Enfin, quand on sait l’importance mineure qu’on leur accorde parfois, on comprendra la difficulté de réunir des dessins et des croquis, brouillons souvent détruits par les artistes eux-mêmes. Il faut dire que le lien entre certaines œuvres finales et les dessins a été souvent fait de manière arbitraire par le musée Nabu, qui est allé chiner chez les collectionneurs et les familles des artistes jusqu’à Londres, Paris ou New York. Pour réunir ce patrimoine, le musée a aussi collaboré avec des galeries et des fondations libanaises, telles que les collections Saradar, François Sargologo et Saleh Barakat, les galeries Agial et Janine Rubeiz, ou encore la fondation Guiragossian... Avec même des exclusivités, comme certains dessins de Daoud Corm ou de Marie Haddad, qui n’auraient été jamais montrés publiquement. Bref, il serait assurément dommage de passer à côté d’une telle concentration de beauté constituant un véritable patrimoine national, produit d’une génération d’artistes libanais incontestablement prolifiques et talentueux.

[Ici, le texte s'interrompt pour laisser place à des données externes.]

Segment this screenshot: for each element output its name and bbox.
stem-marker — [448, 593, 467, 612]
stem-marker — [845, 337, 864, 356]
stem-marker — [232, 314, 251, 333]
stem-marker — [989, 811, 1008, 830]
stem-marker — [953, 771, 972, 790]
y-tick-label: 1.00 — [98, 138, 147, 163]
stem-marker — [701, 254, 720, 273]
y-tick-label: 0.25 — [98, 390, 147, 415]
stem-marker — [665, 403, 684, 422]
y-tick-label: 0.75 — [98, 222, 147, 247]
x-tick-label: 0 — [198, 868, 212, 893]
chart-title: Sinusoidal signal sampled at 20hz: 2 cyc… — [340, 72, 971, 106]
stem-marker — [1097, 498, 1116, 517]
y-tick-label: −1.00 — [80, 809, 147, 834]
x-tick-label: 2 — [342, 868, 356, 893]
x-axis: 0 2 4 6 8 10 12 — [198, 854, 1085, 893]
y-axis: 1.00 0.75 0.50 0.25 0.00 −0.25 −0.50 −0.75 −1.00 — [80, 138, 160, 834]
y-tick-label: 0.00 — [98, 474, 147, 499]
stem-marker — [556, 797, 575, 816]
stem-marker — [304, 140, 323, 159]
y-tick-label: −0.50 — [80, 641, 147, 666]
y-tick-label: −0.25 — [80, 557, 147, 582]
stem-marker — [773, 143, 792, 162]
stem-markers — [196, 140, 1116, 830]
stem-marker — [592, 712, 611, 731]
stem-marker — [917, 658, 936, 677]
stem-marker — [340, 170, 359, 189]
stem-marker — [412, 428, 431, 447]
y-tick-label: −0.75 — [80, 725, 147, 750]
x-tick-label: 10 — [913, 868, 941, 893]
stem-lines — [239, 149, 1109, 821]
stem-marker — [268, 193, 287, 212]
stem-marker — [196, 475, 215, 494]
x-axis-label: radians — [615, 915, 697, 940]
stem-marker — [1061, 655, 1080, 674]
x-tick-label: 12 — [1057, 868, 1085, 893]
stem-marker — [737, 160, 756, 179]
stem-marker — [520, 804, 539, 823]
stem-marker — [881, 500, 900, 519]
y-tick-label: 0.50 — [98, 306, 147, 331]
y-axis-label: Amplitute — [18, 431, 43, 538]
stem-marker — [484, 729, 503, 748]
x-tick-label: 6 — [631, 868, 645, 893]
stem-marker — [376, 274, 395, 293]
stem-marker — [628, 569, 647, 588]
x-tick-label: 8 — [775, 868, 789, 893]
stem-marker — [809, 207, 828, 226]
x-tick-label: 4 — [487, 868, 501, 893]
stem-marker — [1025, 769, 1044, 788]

Consacrer ne serait-ce que quelques heures à l’exploration de leurs œuvres est une autre manière de se regarder dans un miroir, comme Laure Ghorayeb a pu le suggérer dans un de ses dessins-poèmes, visible au second étage du Nabu : Sauve ton hier des mémoires.

Et l’on se souviendra alors de cette célèbre phrase de Winston Churchill qui, lorsqu’on lui demanda de couper le budget des arts et de la culture en pleine Seconde Guerre mondiale, eut cet éclair de génie et répondit : « Mais alors, pourquoi nous battons-nous ? »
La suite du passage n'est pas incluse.